5 réflexions au sujet de « L’image des animaux, notre part d’humanité »

  1. dans le même ordre d’idée, mais ailleurs évidemment, il y a les selfies ainsi que les photos culinaires (montrent des plats qu’on mangent au resto, qu’on a cuisinés pour l’anniv de je ne sais qui, etc etc… : sans doute aussi une catégorisation à envisager) : « humanité muselée par les modèles dominants » aussi, il me semble (mais ensuite, lorsque ces trois grandes classes de photographies seront identifiées, que nous restera-t-il pour exprimer notre vague à l’âme?)

  2. @André Gunthert : Ce doit être une vision ethnocentrée, je suppose : je veux dire que les photos culinaires envahissent aussi ma timeline (enfin, envahir, c’est excessif mais ce me semble être une catégorie de ce que je vois en images) et qu’elle provoquent, chez moi, de la moquerie – « ridicules et futiles » c’est sans doute ainsi qu’elles m’apparaissent… mais je n’ai d’expérience que la mienne (il y a quelque chose de vraiment très individuel dans la consultation de sa timeline : en voit-on jamais d’autres ?)
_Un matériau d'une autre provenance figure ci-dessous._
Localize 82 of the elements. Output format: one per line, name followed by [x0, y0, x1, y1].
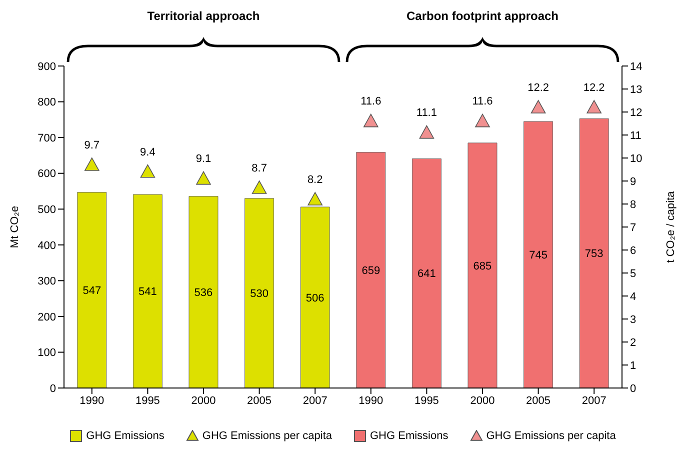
- data-label: 11.6: [472, 96, 493, 108]
- y2-tick-label: 2: [630, 336, 636, 349]
- y2-tick-label: 5: [630, 268, 636, 280]
- point: [586, 100, 602, 114]
- bar: [412, 158, 442, 388]
- y2-tick-label: 6: [630, 244, 636, 257]
- y2-tick-label: 9: [630, 176, 636, 188]
- y-tick-label: 900: [38, 60, 56, 73]
- data-label: 11.6: [360, 96, 382, 108]
- data-label: 541: [138, 286, 157, 298]
- x-tick-label: 2000: [470, 394, 495, 407]
- y2-tick-label: 4: [630, 290, 636, 303]
- point: [419, 125, 434, 139]
- data-label: 536: [194, 287, 213, 300]
- point: [84, 158, 100, 171]
- bar: [468, 142, 498, 388]
- y2-tick-label: 13: [630, 84, 642, 96]
- x-tick-label: 2007: [582, 394, 606, 407]
- y-tick-label: 0: [50, 382, 56, 395]
- point: [364, 114, 378, 128]
- data-label: 506: [306, 292, 324, 304]
- point: [252, 180, 267, 194]
- x-tick-label: 2005: [526, 394, 551, 407]
- x-tick-label: 1995: [135, 394, 160, 407]
- data-label: 12.2: [528, 82, 550, 94]
- data-label: 8.7: [252, 162, 267, 174]
- data-label: 8.2: [307, 174, 323, 186]
- data-label: 753: [584, 248, 604, 260]
- x-tick-label: 1990: [358, 394, 384, 407]
- y2-tick-label: 1: [630, 360, 636, 372]
- bar: [524, 121, 554, 388]
- y-tick-label: 200: [38, 311, 56, 324]
- data-label: 9.4: [140, 146, 156, 158]
- x-tick-label: 1990: [80, 394, 104, 407]
- bar: [244, 198, 274, 388]
- data-label: 12.2: [583, 82, 605, 94]
- bar: [77, 192, 107, 388]
- data-label: 685: [473, 260, 492, 272]
- data-label: 641: [418, 268, 436, 280]
- y-tick-label: 100: [38, 347, 56, 360]
- x-tick-label: 2000: [191, 394, 216, 407]
- legend-label: GHG Emissions: [85, 430, 164, 442]
- data-label: 9.1: [196, 153, 212, 166]
- data-label: 530: [250, 288, 268, 300]
- legend-label: GHG Emissions per capita: [485, 430, 616, 442]
- y2-tick-label: 10: [630, 152, 642, 165]
- bar: [132, 194, 162, 388]
- y-tick-label: 600: [38, 168, 56, 180]
- x-tick-label: 2005: [247, 394, 272, 407]
- data-label: 547: [82, 285, 102, 298]
- x-tick-label: 1995: [414, 394, 439, 407]
- data-label: 659: [362, 265, 380, 278]
- legend-label: GHG Emissions per capita: [201, 430, 332, 442]
- text: Territorial approach: [147, 9, 260, 23]
- point: [196, 171, 211, 185]
- y2-tick-label: 11: [630, 130, 642, 142]
- point: [530, 100, 546, 114]
- text: Carbon footprint approach: [406, 9, 558, 23]
- y-axis-title: Mt CO₂e: [8, 206, 21, 248]
- y-tick-label: 800: [38, 96, 56, 109]
- y-tick-label: 400: [38, 240, 56, 252]
- y2-tick-label: 14: [630, 60, 642, 73]
- point: [140, 164, 156, 178]
- data-label: 11.1: [416, 107, 437, 120]
- data-label: 745: [529, 250, 548, 262]
- y-tick-label: 300: [38, 276, 56, 288]
- y-tick-label: 500: [38, 204, 56, 216]
- x-tick-label: 2007: [302, 394, 328, 407]
- bar: [579, 118, 609, 388]
- legend-label: GHG Emissions: [369, 430, 448, 442]
- y2-tick-label: 3: [630, 314, 636, 326]
- point: [308, 192, 322, 206]
- bar: [356, 152, 386, 388]
- point: [475, 114, 490, 128]
- y2-tick-label: 7: [630, 222, 636, 234]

  3. Chaque TL est unique, mais chacune est aussi représentative, à tout le moins du groupe qui la constitue et de ses habitudes de lecture. L’algo de FB faisant remonter les contenus les plus consultés, on peut effectivement lire la TL comme une sorte de sondage du sous-ensemble concerné. Pas plus – mais pas non plus moins: depuis quand avons-nous les moyens de tester les consommations culturelles de groupes qui frôlent ou dépassent le millier d’individus? Auparavant, on pouvait parfaitement construire un discours sur la photo amateur à partir de quelques entretiens et de la consultation d’une poignée d’albums, en décrétant ce corpus représentatif…

    Ici, comme souvent, je ne fais pas autre chose qu’un relevé documentaire de ma TL. C’est posé là en attendant. Et pour confirmer cette dimension personnelle: non, je ne vois plus tellement d’images de plats ces derniers mois (en revanche, nette augmentation des vidéos et des gifs, remontés par l’algo).